A voice from the back of the room piped up, "Yeah . . .right."

Somewhat wacky thought: you could try using the Twitter API to download a large set of tweets, and then classifying a subset of that set using emoticons: one positive group for ":)", ":]", ":D", etc, and another negative group with ":(", etc.

Once you have that crude classification, you could search for more clues with frequency or ngram analysis or something along those lines.

It may seem silly, but serious research has been done on this (search for "sentiment analysis" and emoticon). Worth a look.

Thanks everyone for your suggestions, they were indeed very useful! I ended up using a Naive Bayesian classifier, which I borrowed from here. I started by feeding it with a list of good/bad keywords and then added a "learn" feature by employing user feedback.

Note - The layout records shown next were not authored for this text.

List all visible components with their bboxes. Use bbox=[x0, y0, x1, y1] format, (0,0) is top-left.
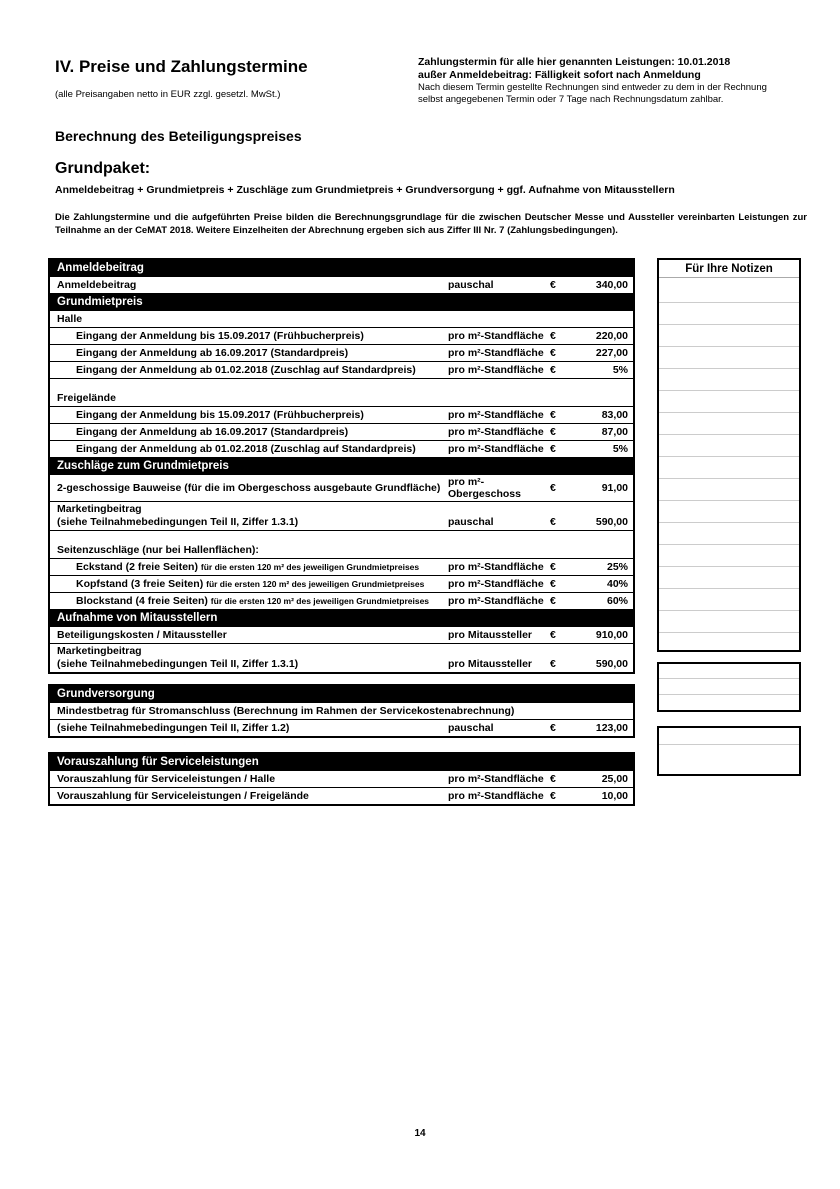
price-row-value: 25,00 bbox=[601, 773, 628, 785]
price-row-value: 91,00 bbox=[601, 482, 628, 494]
notes-title: Für Ihre Notizen bbox=[659, 260, 799, 278]
price-row-unit: pro m²-Standfläche bbox=[448, 364, 544, 376]
price-row-currency: € bbox=[550, 595, 556, 607]
price-row bbox=[50, 441, 633, 458]
price-row-label: Eingang der Anmeldung ab 16.09.2017 (Standardpreis) bbox=[76, 346, 349, 359]
notes-ruled-lines bbox=[659, 281, 799, 650]
notes-rule bbox=[659, 678, 799, 679]
price-row-value: 910,00 bbox=[595, 629, 628, 641]
price-row-unit: pro m²-Standfläche bbox=[448, 790, 544, 802]
price-row-label: Eingang der Anmeldung ab 01.02.2018 (Zuschlag auf Standardpreis) bbox=[76, 442, 416, 455]
section-bar-grundmietpreis: Grundmietpreis bbox=[50, 294, 633, 311]
price-row-unit: pauschal bbox=[448, 279, 494, 291]
price-row-value: 5% bbox=[612, 443, 628, 455]
price-row-unit: pro m²-Standfläche bbox=[448, 347, 544, 359]
price-row-unit: pro m²-Standfläche bbox=[448, 409, 544, 421]
price-row-label: Eingang der Anmeldung ab 01.02.2018 (Zuschlag auf Standardpreis) bbox=[76, 363, 416, 376]
price-row-currency: € bbox=[550, 773, 556, 785]
table-spacer bbox=[50, 379, 633, 390]
table-gap bbox=[48, 738, 635, 752]
price-row-unit: pauschal bbox=[448, 516, 494, 528]
price-row-label-main: Blockstand (4 freie Seiten) bbox=[76, 594, 208, 607]
section-bar-grundversorgung: Grundversorgung bbox=[50, 686, 633, 703]
price-row-label-line2: (siehe Teilnahmebedingungen Teil II, Ziffer 1.3.1) bbox=[57, 658, 299, 670]
price-row-currency: € bbox=[550, 330, 556, 342]
subhead-halle: Halle bbox=[50, 311, 633, 328]
section-bar-mitaussteller: Aufnahme von Mitausstellern bbox=[50, 610, 633, 627]
price-row bbox=[50, 424, 633, 441]
payment-notice-line2: außer Anmeldebeitrag: Fälligkeit sofort nach Anmeldung bbox=[418, 69, 701, 81]
price-row bbox=[50, 502, 633, 531]
price-row bbox=[50, 362, 633, 379]
price-row-label: Vorauszahlung für Serviceleistungen / Freigelände bbox=[57, 789, 309, 802]
grundpaket-formula: Anmeldebeitrag + Grundmietpreis + Zuschläge zum Grundmietpreis + Grundversorgung + ggf. Aufnahme von Mitausstellern bbox=[55, 184, 675, 196]
price-row-label-line1: Marketingbeitrag bbox=[57, 645, 142, 657]
intro-paragraph: Die Zahlungstermine und die aufgeführten Preise bilden die Berechnungsgrundlage für die zwischen Deutscher Messe und Aussteller vereinbarten Leistungen zur Teilnahme an der CeMAT 2018. Weitere Einzelheiten der Abrechnung ergeben sich aus Ziffer III Nr. 7 (Zahlungsbedingungen). bbox=[55, 212, 807, 236]
price-row-unit: pro m²-Standfläche bbox=[448, 330, 544, 342]
price-row-value: 220,00 bbox=[595, 330, 628, 342]
price-row-label bbox=[50, 645, 448, 671]
price-row-label-main: Kopfstand (3 freie Seiten) bbox=[76, 577, 204, 590]
price-row-currency: € bbox=[550, 364, 556, 376]
price-row-label: Beteiligungskosten / Mitaussteller bbox=[57, 628, 227, 641]
page-title: IV. Preise und Zahlungstermine bbox=[55, 57, 308, 76]
price-row-value: 10,00 bbox=[601, 790, 628, 802]
payment-notice bbox=[418, 56, 818, 106]
price-table-vorauszahlung bbox=[48, 752, 635, 806]
notes-box bbox=[657, 662, 801, 712]
subhead-freigelaende: Freigelände bbox=[50, 390, 633, 407]
calculation-heading: Berechnung des Beteiligungspreises bbox=[55, 128, 302, 144]
price-row-label: Mindestbetrag für Stromanschluss (Berechnung im Rahmen der Servicekostenabrechnung) bbox=[57, 704, 515, 717]
price-table-main bbox=[48, 258, 635, 674]
price-row-currency: € bbox=[550, 561, 556, 573]
price-row-unit: pauschal bbox=[448, 722, 494, 734]
price-row-unit: pro m²-Standfläche bbox=[448, 426, 544, 438]
price-row-currency: € bbox=[550, 347, 556, 359]
page-number: 14 bbox=[414, 1128, 426, 1139]
price-row-value: 60% bbox=[606, 595, 628, 607]
price-row-currency: € bbox=[550, 658, 556, 670]
price-row-value: 87,00 bbox=[601, 426, 628, 438]
subhead-seitenzuschlaege: Seitenzuschläge (nur bei Hallenflächen): bbox=[50, 542, 633, 559]
price-row-label bbox=[50, 595, 448, 608]
price-row-label-suffix: für die ersten 120 m² des jeweiligen Grundmietpreises bbox=[210, 595, 430, 606]
price-row-unit: pro m²-Obergeschoss bbox=[448, 476, 521, 500]
price-row-currency: € bbox=[550, 578, 556, 590]
price-row-unit: pro m²-Standfläche bbox=[448, 578, 544, 590]
price-row-label: Eingang der Anmeldung bis 15.09.2017 (Frühbucherpreis) bbox=[76, 408, 364, 421]
price-row-value: 123,00 bbox=[595, 722, 628, 734]
price-row-unit: pro m²-Standfläche bbox=[448, 773, 544, 785]
page-subtitle: (alle Preisangaben netto in EUR zzgl. gesetzl. MwSt.) bbox=[55, 89, 281, 100]
price-row-label bbox=[50, 561, 448, 574]
payment-notice-line4: selbst angegebenen Termin oder 7 Tage nach Rechnungsdatum zahlbar. bbox=[418, 94, 724, 105]
price-row-value: 590,00 bbox=[595, 658, 628, 670]
notes-box bbox=[657, 726, 801, 776]
grundpaket-title: Grundpaket: bbox=[55, 160, 151, 177]
price-row bbox=[50, 328, 633, 345]
price-row-label bbox=[50, 503, 448, 529]
price-row bbox=[50, 593, 633, 610]
price-table-column bbox=[48, 258, 635, 806]
table-spacer bbox=[50, 531, 633, 542]
price-row-label: 2-geschossige Bauweise (für die im Obergeschoss ausgebaute Grundfläche) bbox=[57, 481, 441, 494]
notes-box bbox=[657, 258, 801, 652]
price-row-label-suffix: für die ersten 120 m² des jeweiligen Grundmietpreises bbox=[200, 561, 420, 572]
section-bar-zuschlaege: Zuschläge zum Grundmietpreis bbox=[50, 458, 633, 475]
price-row-currency: € bbox=[550, 279, 556, 291]
price-row-value: 83,00 bbox=[601, 409, 628, 421]
price-row-value: 590,00 bbox=[595, 516, 628, 528]
price-row bbox=[50, 475, 633, 502]
payment-notice-line3: Nach diesem Termin gestellte Rechnungen sind entweder zu dem in der Rechnung bbox=[418, 82, 767, 93]
price-row bbox=[50, 703, 633, 720]
price-row-currency: € bbox=[550, 482, 556, 494]
price-row-unit: pro m²-Standfläche bbox=[448, 443, 544, 455]
price-row bbox=[50, 644, 633, 672]
price-row-label-main: Eckstand (2 freie Seiten) bbox=[76, 560, 198, 573]
notes-rule bbox=[659, 744, 799, 745]
price-row-label-line1: Marketingbeitrag bbox=[57, 503, 142, 515]
price-row bbox=[50, 559, 633, 576]
price-row-value: 25% bbox=[606, 561, 628, 573]
notes-column bbox=[657, 258, 801, 776]
notes-rule bbox=[659, 694, 799, 695]
price-row-unit: pro m²-Standfläche bbox=[448, 595, 544, 607]
price-row bbox=[50, 407, 633, 424]
price-row-currency: € bbox=[550, 722, 556, 734]
price-row-label-suffix: für die ersten 120 m² des jeweiligen Grundmietpreises bbox=[206, 578, 425, 589]
price-row-label bbox=[50, 578, 448, 591]
price-row-label: Anmeldebeitrag bbox=[57, 278, 137, 291]
price-row-value: 40% bbox=[606, 578, 628, 590]
table-gap bbox=[48, 674, 635, 684]
price-row bbox=[50, 771, 633, 788]
price-row-unit: pro m²-Standfläche bbox=[448, 561, 544, 573]
price-table-grundversorgung bbox=[48, 684, 635, 738]
price-row bbox=[50, 345, 633, 362]
price-row-value: 5% bbox=[612, 364, 628, 376]
price-row bbox=[50, 627, 633, 644]
payment-notice-line1: Zahlungstermin für alle hier genannten Leistungen: 10.01.2018 bbox=[418, 56, 731, 68]
price-row-value: 340,00 bbox=[595, 279, 628, 291]
price-row-label: Eingang der Anmeldung bis 15.09.2017 (Frühbucherpreis) bbox=[76, 329, 364, 342]
price-row bbox=[50, 576, 633, 593]
price-row-currency: € bbox=[550, 443, 556, 455]
price-row bbox=[50, 277, 633, 294]
price-row-currency: € bbox=[550, 516, 556, 528]
price-row-currency: € bbox=[550, 426, 556, 438]
price-row-currency: € bbox=[550, 790, 556, 802]
price-row-currency: € bbox=[550, 409, 556, 421]
price-row bbox=[50, 788, 633, 804]
price-row-label: Vorauszahlung für Serviceleistungen / Halle bbox=[57, 772, 276, 785]
price-row-unit: pro Mitaussteller bbox=[448, 658, 533, 670]
price-row-currency: € bbox=[550, 629, 556, 641]
section-bar-vorauszahlung: Vorauszahlung für Serviceleistungen bbox=[50, 754, 633, 771]
price-row-label-line2: (siehe Teilnahmebedingungen Teil II, Ziffer 1.3.1) bbox=[57, 516, 299, 528]
section-bar-anmeldebeitrag: Anmeldebeitrag bbox=[50, 260, 633, 277]
price-row-unit: pro Mitaussteller bbox=[448, 629, 533, 641]
price-row bbox=[50, 720, 633, 736]
price-row-value: 227,00 bbox=[595, 347, 628, 359]
price-row-label: Eingang der Anmeldung ab 16.09.2017 (Standardpreis) bbox=[76, 425, 349, 438]
price-row-label: (siehe Teilnahmebedingungen Teil II, Ziffer 1.2) bbox=[57, 721, 290, 734]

It turned out to work pretty nice.

The full details of my work as in a blog post.

Again, your help was very useful, so thank you!

There's a Twitter Sentiment API by TweetFeel that does advanced linguistic analysis of tweets, and can retrieve positive/negative tweets. See http://www.webservius.com/corp/docs/tweetfeel_sentiment.htm

Take a look at Twitter sentiment analysis tool. It's written in python, and it uses Naive Bayes classifier with semi-supervised machine learning. The source can be found here.

I have constructed a word list labeled with sentiment. You can access it from here:

http://www2.compute.dtu.dk/pubdb/views/edoc_download.php/6010/zip/imm6010.zip

You will find a short Python program on my blog:

http://finnaarupnielsen.wordpress.com/2011/06/20/simplest-sentiment-analysis-in-python-with-af/

This post displays how to use the word list with single sentences as well as with Twitter.

Word lists approaches have their limitations. You will find a investigation of the limitations of my word list in the article "A new ANEW: Evaluation of a word list for sentiment analysis in microblogs". That article is available from my homepage.

Please note a unicode(s, 'utf-8') is missing from the code (for paedagogic reasons).

For those interested in coding Twitter Sentiment Analyis from scratch, there is a Coursera course "Data Science" with python code on GitHub (as part of assignment 1 - link). The sentiments are part of the AFINN-111.

You can find working solutions, for example here. In addition to the AFINN-111 sentiment list, there is a simple implementation of builing a dynamic term list based on frequency of terms in tweets that have a pos/neg score (see here).

Maybe TextBlob (based on NLTK and pattern) is the right sentiment analysis tool for you.